Gold Leads as Safe Haven, but Beware of Consensus Trades


A note from Bank of America with a $3,000 price target gave new impetus on Tuesday



A New Paradigm?

 

Since the start of the year, gold has been the only asset to continue to trade near all-time highs. Supported by relentless demand for a safe asset, the price of gold is currently above $1,700 an ounce, just about $200 lower than a record $1,921 it reached in 2011.

 

The market sentiment is overwhelmingly positive for a variety of factors, which we will detail below.

 

Over the past couple of years, discussion about the safest assets to invest in has been vibrant. Some argue that the future lies with tech stocks, as the value of physical goods takes a hit in an ever-increasing digitalization of the economic relationships between people. This camp claims that gold has no room in the digital era, and even go as far as to declare that Bitcoin is the digital gold.

 

This thesis fell flat in February and March this year, as traders sold off Bitcoin and cryptocurrencies in tandem with the stock market.

 

Traditionally, when stock markets sell-off, big institutional investors shift money into bonds to adjust their risk exposure. This long-term relationship between stocks and bonds broke down in the middle of March, as both asset classes posted declines at the same time. As the Federal Reserve stepped in to buy corporate bonds and yields stabilized, some investors began to look elsewhere for safety.

 

Demand for gold returned with a bang, just as the Federal Reserve spent $1.1 trillion on buying government and corporate bonds. Many big asset management funds chose to offload risk to the Fed, by selling bond holdings to the central bank, instead of keeping them to maturity.
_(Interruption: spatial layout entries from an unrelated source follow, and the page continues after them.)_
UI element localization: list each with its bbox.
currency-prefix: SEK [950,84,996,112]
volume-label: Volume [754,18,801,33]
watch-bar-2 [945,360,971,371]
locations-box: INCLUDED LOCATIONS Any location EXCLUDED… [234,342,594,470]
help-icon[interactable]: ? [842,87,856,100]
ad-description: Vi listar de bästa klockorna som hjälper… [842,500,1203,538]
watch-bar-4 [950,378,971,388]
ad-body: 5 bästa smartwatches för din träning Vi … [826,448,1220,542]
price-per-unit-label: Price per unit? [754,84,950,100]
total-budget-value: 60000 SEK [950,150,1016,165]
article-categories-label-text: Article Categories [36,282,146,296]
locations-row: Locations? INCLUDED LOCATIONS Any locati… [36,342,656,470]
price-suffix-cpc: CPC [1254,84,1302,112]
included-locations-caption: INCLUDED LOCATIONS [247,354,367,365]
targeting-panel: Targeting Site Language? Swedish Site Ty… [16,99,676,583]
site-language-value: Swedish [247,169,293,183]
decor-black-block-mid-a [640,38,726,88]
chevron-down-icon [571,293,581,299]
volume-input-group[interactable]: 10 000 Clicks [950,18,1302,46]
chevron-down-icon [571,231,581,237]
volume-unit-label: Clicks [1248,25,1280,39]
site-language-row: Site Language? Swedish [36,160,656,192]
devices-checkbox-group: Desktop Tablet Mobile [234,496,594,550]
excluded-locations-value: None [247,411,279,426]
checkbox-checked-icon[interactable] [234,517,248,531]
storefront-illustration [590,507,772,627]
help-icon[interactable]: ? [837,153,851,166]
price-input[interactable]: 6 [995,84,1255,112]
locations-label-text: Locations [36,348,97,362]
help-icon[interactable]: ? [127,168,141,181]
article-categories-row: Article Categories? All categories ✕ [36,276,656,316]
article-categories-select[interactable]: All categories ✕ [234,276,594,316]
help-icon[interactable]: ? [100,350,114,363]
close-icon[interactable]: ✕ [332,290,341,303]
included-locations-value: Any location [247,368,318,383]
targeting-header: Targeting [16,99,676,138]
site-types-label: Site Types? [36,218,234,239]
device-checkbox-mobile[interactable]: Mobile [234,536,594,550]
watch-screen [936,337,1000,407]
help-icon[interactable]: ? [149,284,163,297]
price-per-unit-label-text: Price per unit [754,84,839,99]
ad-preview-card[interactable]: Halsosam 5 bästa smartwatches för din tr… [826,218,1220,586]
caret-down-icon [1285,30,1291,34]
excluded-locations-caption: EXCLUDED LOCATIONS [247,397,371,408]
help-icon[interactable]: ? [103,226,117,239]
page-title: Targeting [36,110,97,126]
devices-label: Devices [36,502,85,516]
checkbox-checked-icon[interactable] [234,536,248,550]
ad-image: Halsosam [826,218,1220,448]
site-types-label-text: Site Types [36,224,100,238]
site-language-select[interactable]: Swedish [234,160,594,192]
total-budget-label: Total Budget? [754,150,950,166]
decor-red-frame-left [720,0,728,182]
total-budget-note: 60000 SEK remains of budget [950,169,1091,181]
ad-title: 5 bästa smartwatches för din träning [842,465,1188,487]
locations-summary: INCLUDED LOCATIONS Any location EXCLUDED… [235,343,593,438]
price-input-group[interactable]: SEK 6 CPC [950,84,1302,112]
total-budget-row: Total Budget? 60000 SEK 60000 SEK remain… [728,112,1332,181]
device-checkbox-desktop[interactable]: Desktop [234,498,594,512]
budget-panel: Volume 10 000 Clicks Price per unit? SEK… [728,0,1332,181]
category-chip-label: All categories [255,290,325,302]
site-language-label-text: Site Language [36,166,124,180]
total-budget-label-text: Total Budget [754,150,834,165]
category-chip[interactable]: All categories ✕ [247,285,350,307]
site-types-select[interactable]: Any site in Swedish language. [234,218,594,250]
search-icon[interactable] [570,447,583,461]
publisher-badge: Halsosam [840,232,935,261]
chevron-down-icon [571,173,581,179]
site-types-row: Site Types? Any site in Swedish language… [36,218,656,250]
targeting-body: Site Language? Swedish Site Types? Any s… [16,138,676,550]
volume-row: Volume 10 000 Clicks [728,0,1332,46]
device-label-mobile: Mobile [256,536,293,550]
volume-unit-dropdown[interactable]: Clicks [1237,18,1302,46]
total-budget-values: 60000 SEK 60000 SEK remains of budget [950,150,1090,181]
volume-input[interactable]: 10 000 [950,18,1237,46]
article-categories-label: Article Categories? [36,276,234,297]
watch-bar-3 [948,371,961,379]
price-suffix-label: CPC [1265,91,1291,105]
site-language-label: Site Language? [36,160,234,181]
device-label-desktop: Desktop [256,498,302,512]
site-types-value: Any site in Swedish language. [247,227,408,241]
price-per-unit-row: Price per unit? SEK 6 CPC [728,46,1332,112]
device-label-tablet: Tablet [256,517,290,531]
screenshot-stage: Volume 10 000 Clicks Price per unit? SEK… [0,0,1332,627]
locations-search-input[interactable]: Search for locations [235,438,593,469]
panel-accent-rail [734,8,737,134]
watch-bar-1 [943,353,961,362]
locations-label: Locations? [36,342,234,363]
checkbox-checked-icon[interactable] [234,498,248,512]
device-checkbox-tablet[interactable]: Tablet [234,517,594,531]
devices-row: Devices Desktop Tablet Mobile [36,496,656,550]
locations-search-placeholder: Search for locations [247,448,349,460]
With more than $500 billion spent so far in April, the Fed has effectively nationalized the bond market and prompted investors to rethink their strategies.

 

Many prominent asset managers piled into gold as an alternative safe investment, which some believe is guaranteed to retain its value. In a report titled “The Fed can’t print gold”, Bank of America said that as the world’s biggest central bank keeps printing new money to buy more corporate and government bonds, the value of the yellow metal could skyrocket.

 

With all “gold bugs” vindicated and with an overwhelming consensus among market participants that gold has nowhere to go but up, we are faced with a potential new paradigm.

 

Charting a Bubble

 

A chart developed by Canadian scholar Jean-Paul Rodrigue is often used in turbulent times across different financial markets. His “phases of bubble” diagram, you can see below, became very popular during the global financial crisis of 2008, and around the Bitcoin bubble was forming in 2017.

Bubble Chart

In Rodrigue’s view, every asset bubble consists of four phases: the stealth phase, the awareness phase, the mania phase, and the blow-off phase. During the stealth phase, so-called “smart money” investors are starting to accumulate the asset. After prices take off, the bubble enters its awareness phase, where institutional investors become aware of the asset, and begin to buy it aggressively.

 

Enter the mania phase, where the public becomes aware of the asset and discussion about it enters the mainstream media. Ask yourself how many times you have seen gold bugs talking on TV, YouTube, and Twitter over the past several years, saying how important it is for every investor to exchange between 5% and 10% of their assets in gold.

 

Eventually, once the public enters the bubble, we enter the blow-off phase where gravity takes hold, and early investors unload their holdings to the.. you guessed it - most frequently the retail traders.

 

A 30-year look at gold

 

The traditional narrative that is widely being advocated by the proponents of gold is that it is the ultimate safe-haven asset. It has worked as a store of value since the beginning of civilization and it will work as one indefinitely. While many of you are in the camp that believes this, I will allow myself to question the value of gold by examining its 30-year chart below.

Gold Chart 30 years


You can apply here Jean-Paul Rodrigue’s theory that we discussed earlier and decide for yourself. Whether gold has any value in the digital era remains an open question. One thing is sure, the digitalization of the global economy is here to stay, whether we like it or not.

 

The purpose of this article is not to give investment advice. My goal instead is to question some widely accepted narratives and remind you that every asset can trade up or down. Ultimately, it is up to you to weigh the risk factors, and determine where you think the next stop is for gold.